Remix.run Logo
thethingundone 18 hours ago

The bots are exposing themselves as Google, Bing and Yandex. I can’t verify whether it’s being attributed by IP address or whether the forum trusts their user agent. It could basically be anyone.

n1xis10t 18 hours ago | parent [-]

Interesting. When it was just normal search engines I didn’t hear of people having this problem, so this either means that there are a bunch of people pretending to be bing google and yandex, or those companies have gotten a lot more aggressive.

bobbiechen 16 hours ago | parent | next [-]

There are lots of people pretending to be Google and friends. They far outnumber the real Googlebot, etc. and most people don't check the reverse DNS/IP list - it's tedious to do this for even well-behaved crawlers that publish how to ID themselves. So much for User Agent.

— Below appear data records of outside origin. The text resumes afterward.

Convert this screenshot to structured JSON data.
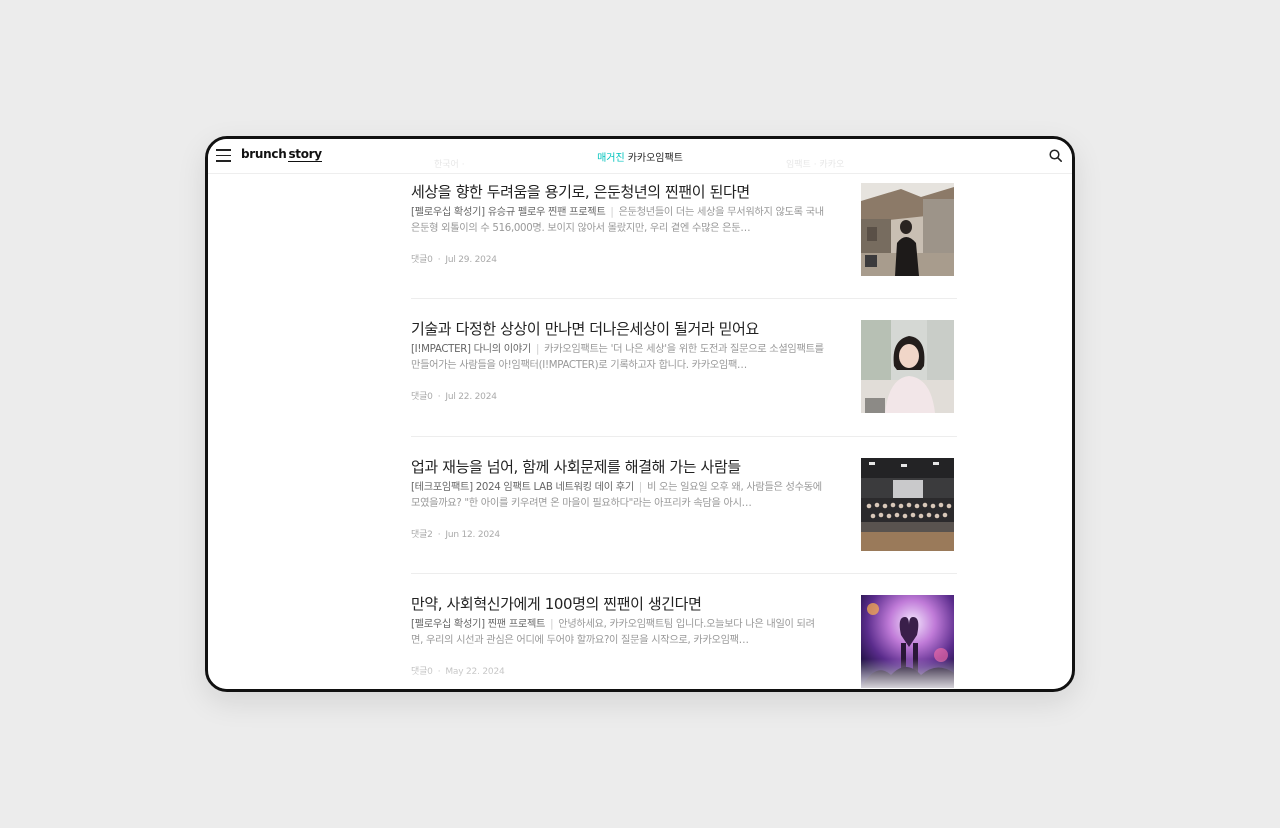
{
  "header": {
    "logo_brunch": "brunch",
    "logo_story": "story",
    "magazine_label": "매거진",
    "magazine_name": "카카오임팩트",
    "ghost_left": "한국어 ·",
    "ghost_right": "임팩트 · 카카오"
  },
  "articles": [
    {
      "title": "세상을 향한 두려움을 용기로, 은둔청년의 찐팬이 된다면",
      "tag": "[펠로우십 확성기] 유승규 펠로우 찐팬 프로젝트",
      "excerpt": "은둔청년들이 더는 세상을 무서워하지 않도록 국내 은둔형 외톨이의 수 516,000명. 보이지 않아서 몰랐지만, 우리 곁엔 수많은 은둔…",
      "comments": "댓글0",
      "date": "Jul 29. 2024"
    },
    {
      "title": "기술과 다정한 상상이 만나면 더나은세상이 될거라 믿어요",
      "tag": "[I!MPACTER] 다니의 이야기",
      "excerpt": "카카오임팩트는 '더 나은 세상'을 위한 도전과 질문으로 소셜임팩트를 만들어가는 사람들을 아!임팩터(I!MPACTER)로 기록하고자 합니다. 카카오임팩…",
      "comments": "댓글0",
      "date": "Jul 22. 2024"
    },
    {
      "title": "업과 재능을 넘어, 함께 사회문제를 해결해 가는 사람들",
      "tag": "[테크포임팩트] 2024 임팩트 LAB 네트워킹 데이 후기",
      "excerpt": "비 오는 일요일 오후 왜, 사람들은 성수동에 모였을까요? \"한 아이를 키우려면 온 마을이 필요하다\"라는 아프리카 속담을 아시…",
      "comments": "댓글2",
      "date": "Jun 12. 2024"
    },
    {
      "title": "만약, 사회혁신가에게 100명의 찐팬이 생긴다면",
      "tag": "[펠로우십 확성기] 찐팬 프로젝트",
      "excerpt": "안녕하세요, 카카오임팩트팀 입니다.오늘보다 나은 내일이 되려면, 우리의 시선과 관심은 어디에 두어야 할까요?이 질문을 시작으로, 카카오임팩…",
      "comments": "댓글0",
      "date": "May 22. 2024"
    }
  ]
}
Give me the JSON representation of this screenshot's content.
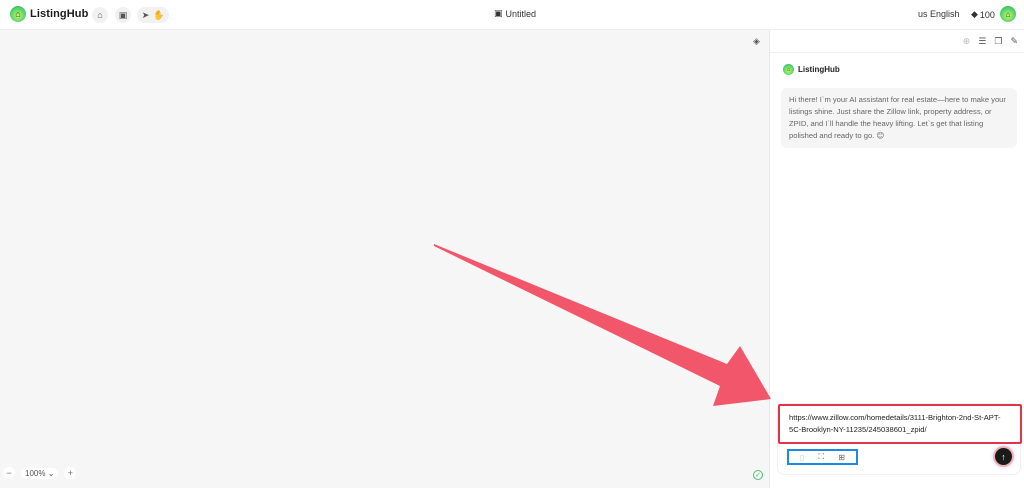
{
  "app": {
    "brand_name": "ListingHub",
    "document_title": "Untitled",
    "language": "us English",
    "credits": "100"
  },
  "toolbar": {
    "icons": [
      "home-icon",
      "folder-icon",
      "send-icon",
      "hand-icon"
    ]
  },
  "canvas": {
    "zoom_label": "100%",
    "zoom_out_label": "−",
    "zoom_in_label": "+"
  },
  "panel": {
    "assistant_name": "ListingHub",
    "greeting": "Hi there! I`m your AI assistant for real estate—here to make your listings shine. Just share the Zillow link, property address, or ZPID, and I`ll handle the heavy lifting. Let`s get that listing polished and ready to go. 😊",
    "input_value": "https://www.zillow.com/homedetails/3111-Brighton-2nd-St-APT-5C-Brooklyn-NY-11235/245038601_zpid/"
  },
  "colors": {
    "annotation_red": "#e0344a",
    "annotation_blue": "#1e88e5",
    "arrow": "#f2566b",
    "brand_green": "#4fd16a"
  }
}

happymellon 9 hours ago | parent [-]

> So much for User Agent.

User agent has been abused for so long, I forget a time when it wasn't.

Anyone else remember having to fake being a Windows machine so that YouTube/Netflix would serve you content better than standard def, or banking portals that blocked you if your agent didn't say you were Internet Explorer?

wooger 6 hours ago | parent [-]

I mean forget that, all modern desktop browsers (at least) start with the string 'Mozilla/5.0', still, in a world where Chrome is so dominant.

reallyhuh 16 hours ago | parent | prev | next [-]

What are the proportions for the attributions? Is it equally distributed or lopsided towards one of the three?

giantrobot 15 hours ago | parent | prev [-]

Normal search engine spiders did/do cause problems but not on the scale of AI scrapers. Search engine spiders tend to follow a robots.txt, look at the sitemap.xml, and generally try to throttle requests. You'll find some that are poorly behaved but they tend to get blocked and either die out or get fixed and behave better.

The AI scrapers are atrocious. They just blindly blast every URL on a site with no throttling. They are terribly written and managed as the same scraper will hit the same site multiple times a day or even hour. They also don't pay any attention to context so they'll happily blast git repo hosts and hit expensive endpoints.

They're like a constant DOS attack. They're hard to block at the network level because they span across different hyperscalers' IP blocks.

n1xis10t 15 hours ago | parent [-]

Puts on tinfoil hat: Maybe it isn’t AI scrapers, but actually is a massive dos attack, and it’s a conspiracy to get people to not self-host.